Оставшиеся кварталы Костя преодолел едва ли не бегом. Репетиционная база располагалась в ветхом двухэтажном доме, над давно закрывшимся магазином автозапчастей. Под окном росла величественная старая ель. Отделённое от шумной улицы обширным и вечно пустым двором, это место верой и правдой служило группе в последние годы ее существования. Помещение принадлежало родственнику Илюхи, басиста «Голландца», и арендная плата всегда была крошечной. Здесь играли, сочиняли, пили, взрывали косяки, уединялись с девчонками, устраивали импровизированные концерты для своих. Здесь жили. До тех пор, пока окружающий мир не забросил удочку через двор и не выдернул их одного за другим, подобрав для каждого особую наживку.
Костя поднялся на второй этаж, распахнул заветную дверь. Его встретили восторженным рёвом трое оставшихся участников группы. Басист Илюха, не способный определиться с устрашающим псевдонимом и потому числившийся на каждом альбоме под новым, порядочно располнел за прошедшее с их последней встречи время. Гитарист Цеп — сокращение от пафосного «Цепеш» — напротив, успел подкачаться, отпустить аккуратную бородку и теперь, со своей гривой длинных светлых волос, походил на модного скандинавского бога. Второй гитарист, Дыба, самый отвязный из всех, побрился наголо и избавился от пирсинга на лице — по протекции отца он работал в юридической фирме и не мог себе позволить отпугивать клиентов.

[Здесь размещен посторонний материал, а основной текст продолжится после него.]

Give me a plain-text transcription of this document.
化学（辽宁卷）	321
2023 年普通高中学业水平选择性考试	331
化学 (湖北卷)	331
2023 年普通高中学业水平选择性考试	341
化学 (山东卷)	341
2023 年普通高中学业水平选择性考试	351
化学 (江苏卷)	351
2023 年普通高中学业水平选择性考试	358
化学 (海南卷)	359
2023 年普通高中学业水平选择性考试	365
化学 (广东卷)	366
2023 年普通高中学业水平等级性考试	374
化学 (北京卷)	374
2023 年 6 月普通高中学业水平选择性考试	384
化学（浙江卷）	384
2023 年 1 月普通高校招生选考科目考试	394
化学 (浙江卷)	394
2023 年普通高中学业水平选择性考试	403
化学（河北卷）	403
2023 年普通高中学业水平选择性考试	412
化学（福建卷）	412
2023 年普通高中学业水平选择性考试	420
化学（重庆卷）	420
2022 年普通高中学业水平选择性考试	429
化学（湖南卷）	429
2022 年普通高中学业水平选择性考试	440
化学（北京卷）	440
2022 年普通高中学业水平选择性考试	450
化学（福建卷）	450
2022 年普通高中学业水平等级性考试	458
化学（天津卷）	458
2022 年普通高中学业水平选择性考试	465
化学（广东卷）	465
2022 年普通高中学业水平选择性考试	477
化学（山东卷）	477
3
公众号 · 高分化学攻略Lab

А в остальном они остались прежними.
— Паршиво выглядишь, бро, — заявил Дыба, протягивая новоприбывшему бутылку пива, едва тот успел снять рюкзак и куртку. — Болеешь?
— Всю ночь не спал, — честно ответил Костя и тут же соврал. — Триоли отрабатывал.
— Оно и видно, — хмыкнул Дыба, опускаясь на продавленный диван, помнящий ещё первые репетиции группы. — А Выродок где, не знаешь?
Костя неопределённо повёл плечами:
— Появится, куда он денется.
— Как всегда! — усмехнулся Цеп. — Как в старые добрые времена: сидим, глушим пивас и ждём, когда наш долбанный лидер притащиться соизволит. Здорово, что он нас собрал, да, чуваки? Давайте, за него!
Они чокнулись бутылками, выпили. База тоже не изменилась: те же шторы, те же постеры на стенах, тот же ковролин. Комбики, мониторы, микрофоны, пульт, гитары на стойках — всё было готово к работе, всё ждало человеческих рук и голосов. Ударная установка с двумя бочками громоздилась в дальнем углу, на небольшом возвышении, сооружённом для дополнительной звукоизоляции.
— Вы уже отстроились, что ли, ребят? — спросил Костя, стараясь скрыть дрожь в голосе.
— Типа того. Мы тут, считай, с утра.
— Так какой смысл тянуть? Начнём?
Обойдя установку, он осторожно поставил рюкзак у стены, вынул палочки. Их внешний вид, разумеется, сразу обратил на себя внимание.
— Эх, ни фига! — восхищённо протянул Илюха.
— Крутой дизайн. На заказ?
Костя взвесил палочки в руке. Неужели они действительно потяжелели? Кровь, впитавшаяся в древесину, высохла и стала темно-багровой, почти коричневой.
— Нет, сам сделал, — ответил он и сел за установку. Старые, потрёпанные барабаны, блестящие ободы, видавшие виды мембраны. От нетерпения сводило зубы. Словно раздеваешь женщину после долгого воздержания.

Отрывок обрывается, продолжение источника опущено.